CAUGHT ON TAPE: McCain Supported ‘Precipitous Withdrawal’ From Somalia, Haiti

This morning, Sen. John McCain (R-AZ), gave several television interviews in which he vigorously advocated staying the course in Iraq. He told the CBS Early Show, “[T]here is progress being made…we’ve got to at least give this new strategy a chance to succeed.”

McCain further claimed, “I don’t recall a time in history while men and women are fighting and sacrificing that one of our major leaders has said that the conflict is lost.” On two separate occasions during the Clinton administration, however, he argued for the approval of legislation guaranteeing the removal of U.S. forces from foreign engagements, regardless of the consequences:

October 1994 — McCain argued for the precipitous withdrawal of U.S. forces from Haiti: “In my view that does not mean as soon as order is restored to Haiti. It does not mean as soon as democracy is flourishing in Haiti. It does not mean as soon as we have established a viable nation in Haiti. As soon as possible means as soon we can get out of Haiti without losing any American lives.” [Senate Floor, 10/6/94]

October 1993 — McCain argued against giving any strategy the chance to succeed in Somalia: “Mr.
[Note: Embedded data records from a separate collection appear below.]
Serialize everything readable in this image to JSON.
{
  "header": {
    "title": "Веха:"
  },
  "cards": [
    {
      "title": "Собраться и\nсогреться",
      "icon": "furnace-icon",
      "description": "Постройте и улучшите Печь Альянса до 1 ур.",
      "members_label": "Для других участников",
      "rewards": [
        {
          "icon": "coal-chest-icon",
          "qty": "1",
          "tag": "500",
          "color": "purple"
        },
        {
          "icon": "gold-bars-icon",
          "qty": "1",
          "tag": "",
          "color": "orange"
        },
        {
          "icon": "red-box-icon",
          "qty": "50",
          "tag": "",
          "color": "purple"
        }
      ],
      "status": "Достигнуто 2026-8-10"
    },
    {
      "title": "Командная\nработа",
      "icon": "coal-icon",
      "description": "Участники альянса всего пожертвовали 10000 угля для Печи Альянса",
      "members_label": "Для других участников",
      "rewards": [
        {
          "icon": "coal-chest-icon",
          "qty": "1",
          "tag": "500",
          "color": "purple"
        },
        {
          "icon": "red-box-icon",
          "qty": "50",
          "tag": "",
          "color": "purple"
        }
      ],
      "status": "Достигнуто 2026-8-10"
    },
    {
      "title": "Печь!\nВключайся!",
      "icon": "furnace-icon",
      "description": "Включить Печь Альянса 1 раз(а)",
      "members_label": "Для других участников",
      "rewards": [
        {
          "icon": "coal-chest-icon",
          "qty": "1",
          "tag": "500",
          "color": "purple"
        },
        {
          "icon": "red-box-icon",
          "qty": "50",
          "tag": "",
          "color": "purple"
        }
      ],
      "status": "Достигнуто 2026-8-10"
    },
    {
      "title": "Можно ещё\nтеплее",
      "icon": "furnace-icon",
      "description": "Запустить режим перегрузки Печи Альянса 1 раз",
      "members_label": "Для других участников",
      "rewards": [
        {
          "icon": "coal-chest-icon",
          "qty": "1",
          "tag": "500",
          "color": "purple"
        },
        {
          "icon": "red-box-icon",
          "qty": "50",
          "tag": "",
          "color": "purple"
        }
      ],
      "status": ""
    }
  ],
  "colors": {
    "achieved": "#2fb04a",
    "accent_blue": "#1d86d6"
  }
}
President, can anyone seriously argue that another 6 months of United States forces in harm’s way means the difference between peace and prosperity in Somalia and war and starvation there? Is that very dim prospect worth one more American life? No, it is not.” [Senate Floor, 10/14/93]

Watch his statements:

McCain has conveniently forgotten his previous statements. He now calls the position he took in ’93 and ’94 “precipitous withdrawal” and “surrender.”